NICOSIE: Drapeaux chypriote, libanais, philippin, argentin: un éventail de couleurs était brandi par les milliers de fidèles rassemblés vendredi matin dans le stade municipal de Nicosie, à Chypre, pour une grande messe multilingue présidée par le pape François.
"Nous sommes si chanceux", s'écrie Jackylyn Fo Bulado, une Philippine de 31 ans, qui voit le pape en chair et en os pour la première fois. "Nous attendons un message simple d'amour et de paix", dit à l'AFP cette employée de maison, qui s'est assurée pour l'occasion un jour de congé.
En attendant l'arrivée du souverain pontife, elle parcourt le livret contenant les textes et chants liturgiques qui doivent être récités en latin, italien, grec, anglais mais aussi tagalog, la langue philippine.
Les cris enthousiastes de la foule annoncent l'arrivée du pape, qui s'avance sur l'allée blanche menant à l'estrade fleurie où l'attendent différents représentants religieux, dont le patriarche latin de Jérusalem, Pierbattista Pizzaballa.
Dialogue
"J'ai pris mes billets d'avion il y a 10 jours pour venir ici malgré les difficultés économiques de mon pays", raconte à l'AFP Janine Daou, une libanaise maronite, chapeau en paille décoré du cèdre du Liban.
"Nous sommes venus avec un groupe de 20 personnes pour donner une lettre au pape" pour "aider le Liban" voisin, en pleine crise. Au cours de la messe, elle serre un chapelet multicolore et énonce des "Amen" à l'unisson avec la foule.
Les quelque 7 000 participants de cette messe à ciel ouvert, selon les estimations des organisateurs, sont représentatifs de la communauté catholique à Chypre.

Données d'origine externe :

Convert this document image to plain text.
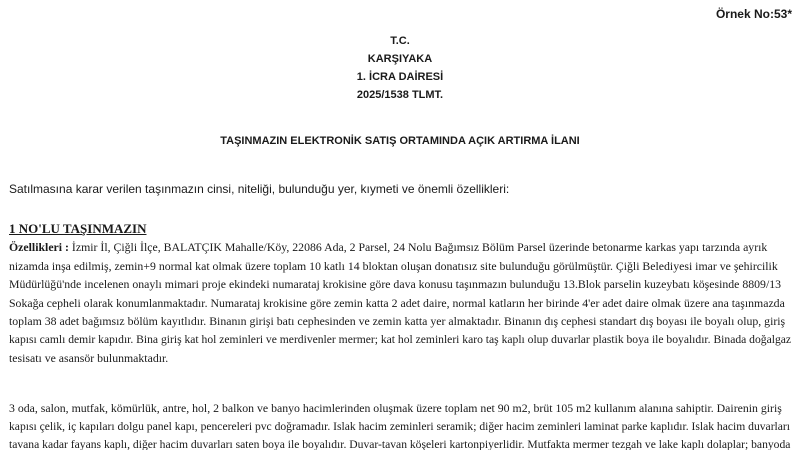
Örnek No:53*
T.C.
KARŞIYAKA
1. İCRA DAİRESİ
2025/1538 TLMT.
TAŞINMAZIN ELEKTRONİK SATIŞ ORTAMINDA AÇIK ARTIRMA İLANI
Satılmasına karar verilen taşınmazın cinsi, niteliği, bulunduğu yer, kıymeti ve önemli özellikleri:
1 NO'LU TAŞINMAZIN
Özellikleri : İzmir İl, Çiğli İlçe, BALATÇIK Mahalle/Köy, 22086 Ada, 2 Parsel, 24 Nolu Bağımsız Bölüm Parsel üzerinde betonarme karkas yapı tarzında ayrık
nizamda inşa edilmiş, zemin+9 normal kat olmak üzere toplam 10 katlı 14 bloktan oluşan donatısız site bulunduğu görülmüştür. Çiğli Belediyesi imar ve şehircilik
Müdürlüğü'nde incelenen onaylı mimari proje ekindeki numarataj krokisine göre dava konusu taşınmazın bulunduğu 13.Blok parselin kuzeybatı köşesinde 8809/13
Sokağa cepheli olarak konumlanmaktadır. Numarataj krokisine göre zemin katta 2 adet daire, normal katların her birinde 4'er adet daire olmak üzere ana taşınmazda
toplam 38 adet bağımsız bölüm kayıtlıdır. Binanın girişi batı cephesinden ve zemin katta yer almaktadır. Binanın dış cephesi standart dış boyası ile boyalı olup, giriş
kapısı camlı demir kapıdır. Bina giriş kat hol zeminleri ve merdivenler mermer; kat hol zeminleri karo taş kaplı olup duvarlar plastik boya ile boyalıdır. Binada doğalgaz
tesisatı ve asansör bulunmaktadır.
3 oda, salon, mutfak, kömürlük, antre, hol, 2 balkon ve banyo hacimlerinden oluşmak üzere toplam net 90 m2, brüt 105 m2 kullanım alanına sahiptir. Dairenin giriş
kapısı çelik, iç kapıları dolgu panel kapı, pencereleri pvc doğramadır. Islak hacim zeminleri seramik; diğer hacim zeminleri laminat parke kaplıdır. Islak hacim duvarları
tavana kadar fayans kaplı, diğer hacim duvarları saten boya ile boyalıdır. Duvar-tavan köşeleri kartonpiyerlidir. Mutfakta mermer tezgah ve lake kaplı dolaplar; banyoda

Composée d'environ 25 000 membres latins et de quelque 7 000 maronites, présents sur l'île méditerranéenne depuis plusieurs siècles, elle compte aujourd'hui majoritairement des travailleurs immigrés asiatiques et des réfugiés africains.
Cette messe est aussi marquée par le dialogue avec la communauté orthodoxe, majoritaire sur l'île (80%) et séparée de l'église catholique depuis le schisme de 1054 entre Rome et Constantinople.
Avant la cérémonie, le pape a été reçu par l'archevêque Chrysostome II, primat de l'église locale, et a rencontré les plus hautes autorités orthodoxes locales à la cathédrale de Nicosie.
"Je suis heureuse d'être venue, c'est l'Histoire qui est en train de se faire", souligne Yvoane Sofocleous, venue de Larnaca, dans le sud de l'île. Cette britannique mariée à un chypriote orthodoxe espère que la visite papale renforcera "l'unité de toutes les églises".
L'organisation de cet événement a nécessité un important dispositif de sécurité mais aussi sanitaire. Une armée de bénévoles s'emploie à hydrater les fidèles, tous masqués et doté d'un pass sanitaire.
Lors du rite de la communion, les gradins s'agitent pour recevoir l'hostie.
«Pour la paix»
Devant la foule, le pape a appelé à renouveler la "fraternité" face "à nos propres obscurités et aux défis auxquels nous sommes confrontés dans l'Eglise et dans la société".
"Si nous ne dialoguons pas nous ne pourrons pas guérir pleinement de nos aveuglements", a-t-il lancé en italien, en présence du président chypriote Nicos Anastasiades.
Tout un coin du stade était occupé par une centaine de membres de la Force des Nations unies chargée du maintien de la paix à Chypre, divisée depuis l'invasion turque de 1974.
"Nous sommes ici (à Chypre) pour préserver la paix sur l'île, avec un message de paix comme celui du pape", témoigne Marcelo Velazquez, béret bleu sur la tête, parmi la soixantaine de membres de l'unité argentine venue au stade.
Après plus d'une heure de chants et de prières, le pape s'en est allé sous les applaudissements des fidèles, dont plusieurs ont profité de l'occasion pour une ultime photo avec le souverain pontife.